Palavras-chave: Aborto, fecundidade, economia do crime, demografia econômica.
Abstract
The objective of this note is to use a demographic concept based on Preston (1982) to describe the relationship between abortion (decrease in fertility rates) and reducing crime rates recently suggested in the empirical economics of crime. Moreover, the demographic transition and the Brazilian case are analyzed.
1. Introdução: Determinantes das Taxas de Crime
Modelos microeconômicos, em geral, partem da hipótese de que os criminosos potenciais atribuem um valor monetário ao crime e comparam racionalmente este valor ao custo monetário envolvido na sua realização. Este custo inclui o custo de planejamento e execução, outros custos de oportunidade, o custo esperado de serem detidos e condenados e um custo moral atribuído ao ato de desrespeitar a lei (Becker, 1968).

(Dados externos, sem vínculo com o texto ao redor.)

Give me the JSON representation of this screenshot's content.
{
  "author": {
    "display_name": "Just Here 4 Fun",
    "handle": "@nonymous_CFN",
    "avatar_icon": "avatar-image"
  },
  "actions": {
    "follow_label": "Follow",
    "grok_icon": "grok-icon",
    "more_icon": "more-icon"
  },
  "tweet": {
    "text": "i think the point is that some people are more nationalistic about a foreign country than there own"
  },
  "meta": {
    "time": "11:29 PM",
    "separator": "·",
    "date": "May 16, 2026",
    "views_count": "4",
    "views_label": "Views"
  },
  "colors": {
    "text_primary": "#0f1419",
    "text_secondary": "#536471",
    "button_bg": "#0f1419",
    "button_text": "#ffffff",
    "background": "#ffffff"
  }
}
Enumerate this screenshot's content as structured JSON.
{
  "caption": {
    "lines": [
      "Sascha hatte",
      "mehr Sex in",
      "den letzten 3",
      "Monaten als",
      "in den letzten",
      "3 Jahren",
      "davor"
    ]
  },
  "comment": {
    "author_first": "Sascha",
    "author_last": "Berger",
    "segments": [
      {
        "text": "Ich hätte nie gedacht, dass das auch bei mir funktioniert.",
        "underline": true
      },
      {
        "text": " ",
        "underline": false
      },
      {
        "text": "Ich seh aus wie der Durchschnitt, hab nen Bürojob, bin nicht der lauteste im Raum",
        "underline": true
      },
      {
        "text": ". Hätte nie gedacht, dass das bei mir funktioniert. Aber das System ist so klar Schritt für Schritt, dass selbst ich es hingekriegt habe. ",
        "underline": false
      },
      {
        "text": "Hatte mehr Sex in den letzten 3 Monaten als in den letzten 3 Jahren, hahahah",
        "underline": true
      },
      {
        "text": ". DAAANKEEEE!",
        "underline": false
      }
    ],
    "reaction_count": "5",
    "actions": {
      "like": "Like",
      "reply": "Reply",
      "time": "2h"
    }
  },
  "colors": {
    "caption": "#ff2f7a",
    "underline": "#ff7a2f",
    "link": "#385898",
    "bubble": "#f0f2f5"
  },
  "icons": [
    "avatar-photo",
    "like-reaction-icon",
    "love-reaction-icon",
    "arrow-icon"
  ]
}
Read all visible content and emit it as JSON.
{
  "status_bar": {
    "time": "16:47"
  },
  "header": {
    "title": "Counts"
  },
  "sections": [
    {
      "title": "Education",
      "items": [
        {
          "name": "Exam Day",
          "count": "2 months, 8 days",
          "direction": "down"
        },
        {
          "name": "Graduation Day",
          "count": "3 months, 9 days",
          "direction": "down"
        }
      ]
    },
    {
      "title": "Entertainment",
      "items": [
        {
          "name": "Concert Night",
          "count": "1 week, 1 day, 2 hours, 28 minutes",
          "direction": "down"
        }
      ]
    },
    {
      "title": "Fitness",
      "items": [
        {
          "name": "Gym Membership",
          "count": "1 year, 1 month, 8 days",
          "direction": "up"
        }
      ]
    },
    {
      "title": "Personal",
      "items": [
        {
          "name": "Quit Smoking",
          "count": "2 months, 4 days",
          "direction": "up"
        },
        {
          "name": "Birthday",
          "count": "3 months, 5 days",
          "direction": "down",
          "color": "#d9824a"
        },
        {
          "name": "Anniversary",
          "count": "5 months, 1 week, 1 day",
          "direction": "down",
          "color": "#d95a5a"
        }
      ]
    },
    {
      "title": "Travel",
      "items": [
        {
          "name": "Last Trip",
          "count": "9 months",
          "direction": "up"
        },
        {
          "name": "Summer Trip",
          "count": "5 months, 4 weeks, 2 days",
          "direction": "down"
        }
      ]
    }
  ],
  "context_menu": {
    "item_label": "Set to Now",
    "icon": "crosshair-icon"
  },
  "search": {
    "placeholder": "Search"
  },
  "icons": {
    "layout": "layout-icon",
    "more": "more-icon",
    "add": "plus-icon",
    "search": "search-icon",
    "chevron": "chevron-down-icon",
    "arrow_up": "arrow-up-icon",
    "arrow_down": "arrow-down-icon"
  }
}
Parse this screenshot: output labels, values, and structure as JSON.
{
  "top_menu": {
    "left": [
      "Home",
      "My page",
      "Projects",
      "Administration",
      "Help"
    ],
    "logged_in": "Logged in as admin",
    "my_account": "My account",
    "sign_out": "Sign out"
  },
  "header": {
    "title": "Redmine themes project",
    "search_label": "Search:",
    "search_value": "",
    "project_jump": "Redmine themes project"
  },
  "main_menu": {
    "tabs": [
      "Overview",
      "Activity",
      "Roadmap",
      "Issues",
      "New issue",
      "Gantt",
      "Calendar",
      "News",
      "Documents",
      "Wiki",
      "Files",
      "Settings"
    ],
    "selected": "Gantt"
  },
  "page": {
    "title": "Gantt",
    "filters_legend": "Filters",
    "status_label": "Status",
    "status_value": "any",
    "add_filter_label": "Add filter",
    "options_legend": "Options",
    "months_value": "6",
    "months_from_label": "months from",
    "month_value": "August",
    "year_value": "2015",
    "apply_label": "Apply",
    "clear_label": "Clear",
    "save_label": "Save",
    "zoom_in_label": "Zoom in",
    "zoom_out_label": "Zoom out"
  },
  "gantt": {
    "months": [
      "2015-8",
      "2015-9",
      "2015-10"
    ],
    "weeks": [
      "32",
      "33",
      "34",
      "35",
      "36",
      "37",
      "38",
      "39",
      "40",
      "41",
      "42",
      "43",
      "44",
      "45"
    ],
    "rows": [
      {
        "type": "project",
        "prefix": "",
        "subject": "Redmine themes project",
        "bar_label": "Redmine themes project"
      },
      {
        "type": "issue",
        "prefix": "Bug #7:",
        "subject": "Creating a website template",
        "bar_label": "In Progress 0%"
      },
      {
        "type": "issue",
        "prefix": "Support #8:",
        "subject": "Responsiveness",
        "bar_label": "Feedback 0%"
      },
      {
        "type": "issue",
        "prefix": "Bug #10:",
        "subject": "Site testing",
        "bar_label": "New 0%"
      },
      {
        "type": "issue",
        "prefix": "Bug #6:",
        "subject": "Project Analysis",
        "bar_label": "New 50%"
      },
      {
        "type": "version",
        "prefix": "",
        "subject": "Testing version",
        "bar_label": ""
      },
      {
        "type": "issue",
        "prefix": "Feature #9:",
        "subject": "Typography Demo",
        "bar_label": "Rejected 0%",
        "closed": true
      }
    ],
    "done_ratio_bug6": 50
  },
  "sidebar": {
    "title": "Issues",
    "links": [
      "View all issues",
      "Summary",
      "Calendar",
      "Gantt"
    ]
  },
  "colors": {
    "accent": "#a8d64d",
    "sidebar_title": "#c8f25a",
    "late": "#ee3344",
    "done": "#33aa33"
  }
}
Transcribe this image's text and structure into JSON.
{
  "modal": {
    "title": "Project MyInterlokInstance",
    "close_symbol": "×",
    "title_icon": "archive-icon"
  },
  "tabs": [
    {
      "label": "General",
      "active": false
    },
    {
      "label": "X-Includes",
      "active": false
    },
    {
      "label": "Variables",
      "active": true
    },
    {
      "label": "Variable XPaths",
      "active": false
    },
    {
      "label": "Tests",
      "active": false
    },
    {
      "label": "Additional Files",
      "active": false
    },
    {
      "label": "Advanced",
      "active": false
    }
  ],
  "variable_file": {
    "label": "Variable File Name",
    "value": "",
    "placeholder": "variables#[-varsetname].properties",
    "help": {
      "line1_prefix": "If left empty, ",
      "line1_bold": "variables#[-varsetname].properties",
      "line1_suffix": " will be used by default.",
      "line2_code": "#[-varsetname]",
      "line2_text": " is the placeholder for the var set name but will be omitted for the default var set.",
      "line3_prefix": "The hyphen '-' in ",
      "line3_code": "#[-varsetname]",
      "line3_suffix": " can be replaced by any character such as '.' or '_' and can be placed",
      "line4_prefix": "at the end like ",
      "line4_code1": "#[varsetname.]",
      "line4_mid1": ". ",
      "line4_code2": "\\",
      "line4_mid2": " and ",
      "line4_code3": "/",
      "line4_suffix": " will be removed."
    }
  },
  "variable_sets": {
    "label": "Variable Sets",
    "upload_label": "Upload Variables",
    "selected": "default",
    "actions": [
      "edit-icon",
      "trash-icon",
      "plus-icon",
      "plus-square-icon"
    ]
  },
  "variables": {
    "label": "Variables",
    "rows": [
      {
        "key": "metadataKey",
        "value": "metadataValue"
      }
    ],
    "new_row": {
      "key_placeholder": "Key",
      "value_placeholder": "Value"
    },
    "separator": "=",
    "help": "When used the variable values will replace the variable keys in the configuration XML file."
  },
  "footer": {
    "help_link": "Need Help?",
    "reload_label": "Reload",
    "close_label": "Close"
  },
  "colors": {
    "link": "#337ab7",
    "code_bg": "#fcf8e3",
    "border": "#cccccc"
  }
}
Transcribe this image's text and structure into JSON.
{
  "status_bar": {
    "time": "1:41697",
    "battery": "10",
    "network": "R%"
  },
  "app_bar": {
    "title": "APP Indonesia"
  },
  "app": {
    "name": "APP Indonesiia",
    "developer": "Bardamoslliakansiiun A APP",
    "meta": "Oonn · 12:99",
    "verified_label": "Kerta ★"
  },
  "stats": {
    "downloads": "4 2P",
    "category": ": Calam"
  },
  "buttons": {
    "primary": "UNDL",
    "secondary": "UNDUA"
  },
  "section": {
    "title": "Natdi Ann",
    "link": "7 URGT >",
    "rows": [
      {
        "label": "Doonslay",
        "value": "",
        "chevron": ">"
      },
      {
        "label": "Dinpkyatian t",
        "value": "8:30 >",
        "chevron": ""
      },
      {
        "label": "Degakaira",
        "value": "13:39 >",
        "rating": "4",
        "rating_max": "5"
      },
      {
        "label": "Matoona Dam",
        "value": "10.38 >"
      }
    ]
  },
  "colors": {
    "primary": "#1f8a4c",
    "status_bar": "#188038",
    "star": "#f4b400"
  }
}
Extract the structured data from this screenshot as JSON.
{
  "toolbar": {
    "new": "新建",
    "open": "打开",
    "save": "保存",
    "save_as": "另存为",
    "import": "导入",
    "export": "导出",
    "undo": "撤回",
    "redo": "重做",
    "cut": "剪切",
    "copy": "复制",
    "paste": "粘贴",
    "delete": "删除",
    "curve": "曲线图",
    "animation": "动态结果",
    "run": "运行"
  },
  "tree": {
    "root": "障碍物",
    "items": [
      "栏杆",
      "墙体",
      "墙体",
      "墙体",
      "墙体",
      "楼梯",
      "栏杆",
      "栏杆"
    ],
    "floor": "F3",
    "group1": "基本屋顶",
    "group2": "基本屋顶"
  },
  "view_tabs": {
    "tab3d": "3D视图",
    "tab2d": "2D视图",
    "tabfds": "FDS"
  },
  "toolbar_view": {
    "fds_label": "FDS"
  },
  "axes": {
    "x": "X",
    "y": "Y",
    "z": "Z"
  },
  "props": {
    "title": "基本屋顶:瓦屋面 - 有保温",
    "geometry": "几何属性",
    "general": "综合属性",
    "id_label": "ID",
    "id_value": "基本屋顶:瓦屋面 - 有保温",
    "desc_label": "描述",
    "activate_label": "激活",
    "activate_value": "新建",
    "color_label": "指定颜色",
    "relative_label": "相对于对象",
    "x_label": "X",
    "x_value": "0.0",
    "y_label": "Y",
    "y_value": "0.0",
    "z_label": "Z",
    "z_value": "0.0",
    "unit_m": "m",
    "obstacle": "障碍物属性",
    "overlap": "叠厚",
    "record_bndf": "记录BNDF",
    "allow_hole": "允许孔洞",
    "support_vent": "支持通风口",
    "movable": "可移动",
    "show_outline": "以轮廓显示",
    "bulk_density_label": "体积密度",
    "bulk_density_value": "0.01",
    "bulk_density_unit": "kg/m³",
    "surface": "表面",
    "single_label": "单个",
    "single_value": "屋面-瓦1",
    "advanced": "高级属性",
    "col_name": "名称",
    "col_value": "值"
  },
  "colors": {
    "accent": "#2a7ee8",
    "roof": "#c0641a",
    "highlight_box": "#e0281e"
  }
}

Do ponto de vista empírico, os fatores ou incentivos que captam os benefícios e custos e que exercem influência nas taxas de crime são amplamente conhecidos. Tais incentivos estão relacionados, fundamentalmente, ao ambiente econômico, a aspectos sociais e de background familiar, a fatores demográficos e ao aparato de segurança1. Alguns trabalhos de natureza econométrica foram realizados para o Brasil e, de modo geral, corroboram o esquema teórico acima2.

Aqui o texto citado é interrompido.